A parliamentary committee has rejected calls to store biometric identifiers on smart cards that would be given to problem gamblers to help prevent big losses on electronic gaming machines.

Committee rejects biometrics for problem gamblers

Handing down a 290-page report today on controversial gambling reform, the committee recommended that a "mandatory pre-commitment scheme apply to all players of high intensity electronic gaming machines by 2014."

High intensity machines were those that had the capacity to cost players up to $1,200 an hour.

Under the committee's proposal, players would be given a card with a default daily gambling limit that could be modified.

Players approaching their set spending limit would be alerted. If they reached the limit, they'd be locked out from gambling further, even if they tried to change machines or venues.

Some industry figures had sought for a biometric identifier to be stored on the cards to verify the player's identity.

Biometrics, it was said, could prevent a player wishing to gamble beyond their limit from simply borrowing or stealing someone else's card to continue spending.

But the committee disagreed, saying that cards need only "to demonstrate sufficient integrity and robustness in order to minimise identity fraud but not require onerous signing up processes or infringe upon individual's privacy."

"The committee explicitly rejects the use of biometrics for identity purposes," the report noted.

"The identification requirements needed to prevent player fraud can be accommodated with less intrusive technologies."
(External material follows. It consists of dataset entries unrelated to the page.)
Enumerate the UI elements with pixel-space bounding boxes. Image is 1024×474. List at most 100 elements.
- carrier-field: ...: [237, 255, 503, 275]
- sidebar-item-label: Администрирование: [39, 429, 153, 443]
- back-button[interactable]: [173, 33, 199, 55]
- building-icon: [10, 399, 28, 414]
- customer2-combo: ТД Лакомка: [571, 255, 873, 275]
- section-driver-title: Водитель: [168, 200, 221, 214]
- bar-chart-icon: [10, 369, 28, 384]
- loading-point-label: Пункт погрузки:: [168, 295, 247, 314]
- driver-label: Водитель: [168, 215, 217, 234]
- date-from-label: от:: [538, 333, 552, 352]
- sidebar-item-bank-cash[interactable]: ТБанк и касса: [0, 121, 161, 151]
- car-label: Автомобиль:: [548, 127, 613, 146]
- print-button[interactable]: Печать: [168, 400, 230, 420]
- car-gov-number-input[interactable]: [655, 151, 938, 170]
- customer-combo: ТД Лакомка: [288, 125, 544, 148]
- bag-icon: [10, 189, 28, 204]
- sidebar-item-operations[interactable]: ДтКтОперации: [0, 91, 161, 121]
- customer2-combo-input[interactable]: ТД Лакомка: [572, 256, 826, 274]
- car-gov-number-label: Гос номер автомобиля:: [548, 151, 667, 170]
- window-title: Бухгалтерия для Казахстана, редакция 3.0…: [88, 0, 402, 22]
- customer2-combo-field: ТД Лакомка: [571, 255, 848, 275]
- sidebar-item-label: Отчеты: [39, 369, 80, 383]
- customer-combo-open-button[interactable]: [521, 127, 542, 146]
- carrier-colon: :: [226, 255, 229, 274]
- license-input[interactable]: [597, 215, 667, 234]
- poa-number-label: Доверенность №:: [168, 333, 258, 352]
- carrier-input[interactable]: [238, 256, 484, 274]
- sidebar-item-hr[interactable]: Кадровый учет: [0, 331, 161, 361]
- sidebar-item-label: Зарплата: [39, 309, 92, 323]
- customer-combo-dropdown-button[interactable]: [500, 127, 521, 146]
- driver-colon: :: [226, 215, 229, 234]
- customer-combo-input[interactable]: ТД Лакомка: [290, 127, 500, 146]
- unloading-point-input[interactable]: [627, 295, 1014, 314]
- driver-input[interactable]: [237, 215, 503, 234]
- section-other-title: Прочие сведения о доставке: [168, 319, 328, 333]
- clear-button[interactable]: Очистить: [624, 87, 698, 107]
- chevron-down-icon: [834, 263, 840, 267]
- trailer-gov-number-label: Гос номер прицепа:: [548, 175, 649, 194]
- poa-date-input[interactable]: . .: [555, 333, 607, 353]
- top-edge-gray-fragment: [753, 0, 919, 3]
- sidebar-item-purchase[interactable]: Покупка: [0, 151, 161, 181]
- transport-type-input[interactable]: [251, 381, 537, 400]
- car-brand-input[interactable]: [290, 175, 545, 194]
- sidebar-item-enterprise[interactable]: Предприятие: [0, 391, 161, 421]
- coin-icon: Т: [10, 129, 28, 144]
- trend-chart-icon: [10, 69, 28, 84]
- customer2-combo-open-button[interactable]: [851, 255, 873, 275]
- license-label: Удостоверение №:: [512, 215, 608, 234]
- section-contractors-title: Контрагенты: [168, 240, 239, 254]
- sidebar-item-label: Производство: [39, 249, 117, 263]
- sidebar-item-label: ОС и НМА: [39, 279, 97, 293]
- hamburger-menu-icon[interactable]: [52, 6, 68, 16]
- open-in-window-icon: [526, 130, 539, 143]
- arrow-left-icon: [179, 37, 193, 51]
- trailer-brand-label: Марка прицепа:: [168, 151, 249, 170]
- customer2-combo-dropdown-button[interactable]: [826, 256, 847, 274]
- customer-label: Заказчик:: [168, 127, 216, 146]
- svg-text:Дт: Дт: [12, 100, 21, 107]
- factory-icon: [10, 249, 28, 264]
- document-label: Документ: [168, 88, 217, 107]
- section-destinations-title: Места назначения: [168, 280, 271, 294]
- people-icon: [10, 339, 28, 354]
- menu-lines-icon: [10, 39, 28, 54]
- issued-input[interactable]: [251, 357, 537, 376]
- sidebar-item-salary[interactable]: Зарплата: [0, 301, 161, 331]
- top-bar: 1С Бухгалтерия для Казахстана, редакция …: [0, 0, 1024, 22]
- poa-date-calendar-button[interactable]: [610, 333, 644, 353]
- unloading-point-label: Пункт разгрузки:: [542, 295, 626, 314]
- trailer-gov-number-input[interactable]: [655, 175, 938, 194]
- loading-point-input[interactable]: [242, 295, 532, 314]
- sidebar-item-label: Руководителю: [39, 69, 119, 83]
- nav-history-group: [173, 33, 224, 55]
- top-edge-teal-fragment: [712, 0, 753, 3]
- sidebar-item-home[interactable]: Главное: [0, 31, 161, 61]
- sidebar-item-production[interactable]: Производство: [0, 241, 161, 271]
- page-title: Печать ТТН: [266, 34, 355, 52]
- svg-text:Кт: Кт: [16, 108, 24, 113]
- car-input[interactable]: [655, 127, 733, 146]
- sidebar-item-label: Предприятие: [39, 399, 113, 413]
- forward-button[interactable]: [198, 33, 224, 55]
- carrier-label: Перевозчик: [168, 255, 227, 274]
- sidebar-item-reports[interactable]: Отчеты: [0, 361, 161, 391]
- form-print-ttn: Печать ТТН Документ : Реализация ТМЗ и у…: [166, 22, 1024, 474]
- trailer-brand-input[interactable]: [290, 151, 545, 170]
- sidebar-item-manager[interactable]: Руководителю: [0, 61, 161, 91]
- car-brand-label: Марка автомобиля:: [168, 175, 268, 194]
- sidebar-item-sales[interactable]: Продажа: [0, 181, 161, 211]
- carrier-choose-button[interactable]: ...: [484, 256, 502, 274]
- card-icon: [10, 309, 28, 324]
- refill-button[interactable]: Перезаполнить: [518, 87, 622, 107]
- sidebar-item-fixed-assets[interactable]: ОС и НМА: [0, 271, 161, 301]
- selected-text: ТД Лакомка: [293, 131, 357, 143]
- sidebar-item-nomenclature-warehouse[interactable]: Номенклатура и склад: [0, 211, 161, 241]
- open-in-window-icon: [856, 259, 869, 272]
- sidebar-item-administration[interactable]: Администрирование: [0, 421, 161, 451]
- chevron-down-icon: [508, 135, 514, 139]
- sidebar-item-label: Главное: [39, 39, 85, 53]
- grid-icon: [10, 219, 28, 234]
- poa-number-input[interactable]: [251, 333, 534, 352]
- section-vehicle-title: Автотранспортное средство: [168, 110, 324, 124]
Another key technological reform proposed by the committee was the introduction of uniform national technical standards for operating systems and communication protocols used in gaming machines.

These would be introduced in several phases.
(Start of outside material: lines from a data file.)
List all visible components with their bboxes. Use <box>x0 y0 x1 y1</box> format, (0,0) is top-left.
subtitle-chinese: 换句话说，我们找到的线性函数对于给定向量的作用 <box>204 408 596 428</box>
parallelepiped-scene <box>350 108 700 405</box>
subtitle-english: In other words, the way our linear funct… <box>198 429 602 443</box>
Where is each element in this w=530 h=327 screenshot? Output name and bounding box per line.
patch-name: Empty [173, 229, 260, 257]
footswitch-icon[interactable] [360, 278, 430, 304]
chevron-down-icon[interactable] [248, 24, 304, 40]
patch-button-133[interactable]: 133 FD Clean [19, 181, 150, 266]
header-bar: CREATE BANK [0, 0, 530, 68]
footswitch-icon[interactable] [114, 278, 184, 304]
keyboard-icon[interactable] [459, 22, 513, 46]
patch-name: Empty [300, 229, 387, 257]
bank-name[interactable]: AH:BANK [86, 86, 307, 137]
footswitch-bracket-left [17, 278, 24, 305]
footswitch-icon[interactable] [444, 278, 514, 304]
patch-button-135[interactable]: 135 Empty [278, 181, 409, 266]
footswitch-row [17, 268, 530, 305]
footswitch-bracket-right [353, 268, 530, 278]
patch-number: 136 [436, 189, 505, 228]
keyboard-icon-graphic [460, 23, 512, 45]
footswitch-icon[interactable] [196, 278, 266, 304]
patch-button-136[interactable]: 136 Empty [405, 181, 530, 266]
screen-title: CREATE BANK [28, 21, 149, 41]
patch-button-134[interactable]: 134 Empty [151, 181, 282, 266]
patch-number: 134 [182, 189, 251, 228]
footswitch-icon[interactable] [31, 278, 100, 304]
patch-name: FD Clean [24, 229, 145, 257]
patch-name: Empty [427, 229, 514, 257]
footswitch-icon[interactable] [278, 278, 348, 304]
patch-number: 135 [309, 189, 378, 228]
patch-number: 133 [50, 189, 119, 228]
However, the committee recommended that the standards were not applied in phase one – where states and territories would need to alter "high-intensity" gaming machines to accept pre-commitment cards.
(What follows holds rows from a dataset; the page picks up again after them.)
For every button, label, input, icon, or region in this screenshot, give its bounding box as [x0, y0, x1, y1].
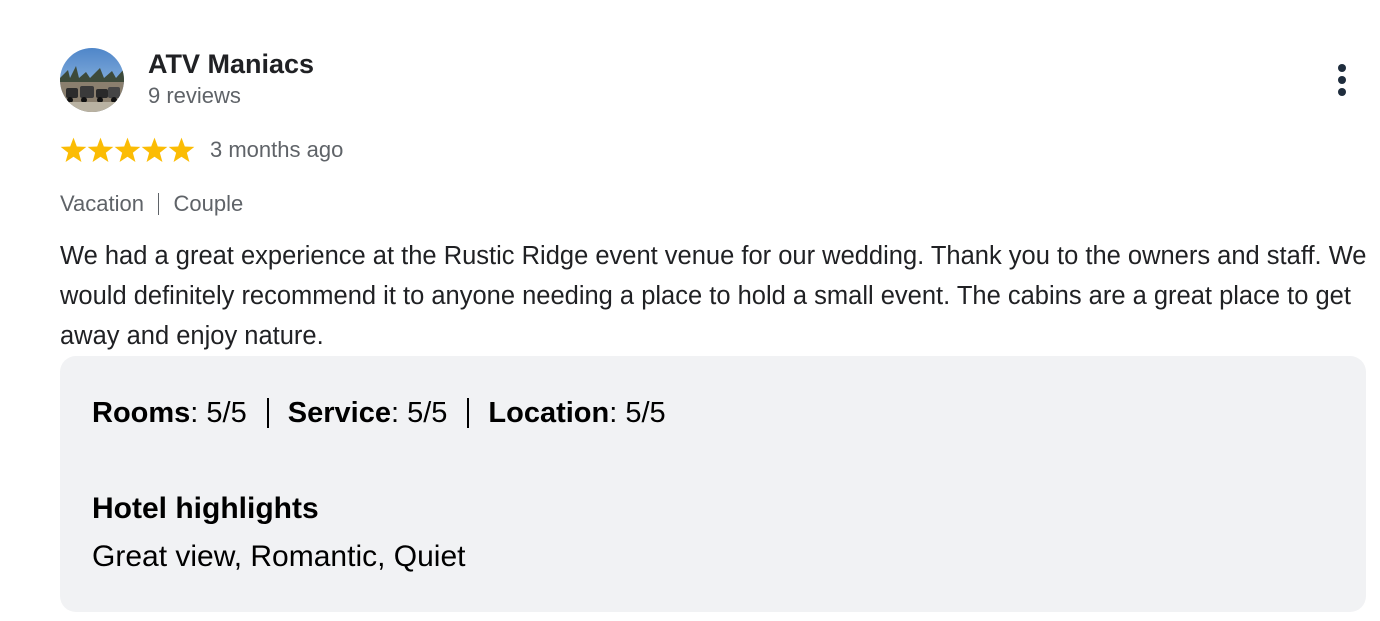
- star-filled-icon: [141, 137, 168, 162]
- reviewer-name[interactable]: ATV Maniacs: [148, 48, 314, 80]
- review-date: 3 months ago: [210, 137, 344, 162]
- sub-rating-label: Service: [287, 397, 391, 429]
- review-text: We had a great experience at the Rustic …: [60, 242, 1367, 350]
- sub-rating-value: 5/5: [206, 397, 247, 429]
- reviewer-avatar[interactable]: [60, 48, 124, 112]
- rating-row: 3 months ago: [60, 136, 343, 164]
- highlights-text: Great view, Romantic, Quiet: [92, 540, 466, 573]
- sub-rating-value: 5/5: [625, 397, 666, 429]
- tag-divider: [157, 193, 160, 215]
- reviewer-review-count[interactable]: 9 reviews: [148, 83, 241, 109]
- avatar-photo: [60, 48, 124, 112]
- sub-rating-service: Service: 5/5: [287, 397, 448, 429]
- trip-tag-type: Vacation: [60, 191, 144, 216]
- star-filled-icon: [168, 137, 195, 162]
- star-filled-icon: [87, 137, 114, 162]
- sub-rating-label: Location: [488, 397, 610, 429]
- sub-rating-location: Location: 5/5: [488, 397, 666, 429]
- more-options-button[interactable]: [1324, 58, 1360, 102]
- sub-rating-rooms: Rooms: 5/5: [92, 397, 247, 429]
- star-filled-icon: [60, 137, 87, 162]
- rating-divider: [266, 398, 269, 428]
- star-filled-icon: [114, 137, 141, 162]
- review-details-panel: Rooms: 5/5 Service: 5/5 Location: 5/5 Ho…: [60, 356, 1366, 612]
- star-rating: [60, 136, 195, 164]
- review-card: ATV Maniacs 9 reviews 3 months ago Vacat…: [0, 0, 1380, 621]
- highlights-title: Hotel highlights: [92, 492, 319, 525]
- sub-rating-value: 5/5: [407, 397, 448, 429]
- more-vertical-icon: [1338, 64, 1346, 96]
- sub-ratings: Rooms: 5/5 Service: 5/5 Location: 5/5: [92, 393, 666, 433]
- trip-tags: Vacation Couple: [60, 190, 243, 218]
- trip-tag-companions: Couple: [173, 191, 244, 216]
- rating-divider: [467, 398, 470, 428]
- sub-rating-label: Rooms: [92, 397, 191, 429]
"Jurisdictions may elect to use differing technological solutions to meet the national pre-commitment features," the report stated.

Committee head and MP Andrew Wilkie said today that the committee was "happy for the states to achieve their own technical fixes".

The committee also recommended a national body be formed to oversee implementation of pre-commitment.

Wilkie said about 88 percent of gamblers would be unaffected by the proposed new rules because their existing spending limits were low.

He called on the reform's many vocal opponents to cooperate.

"This is an unprecedented Federal [intervention] in gambling in this country," Wilkie said.

"It's way beyond time [for critics] to either work with us and ensure implementation in the most favourable way to the industry or to get out of the way and let us get on with the job."

Vendors like Responsible Gaming Networks already claim to have pre-commitment technology that can be applied to poker machines.

Its system, SAFETY NET, was named in the "Top 20 Most Innovative Gaming Technology Products" at a competition in Las Vegas this week.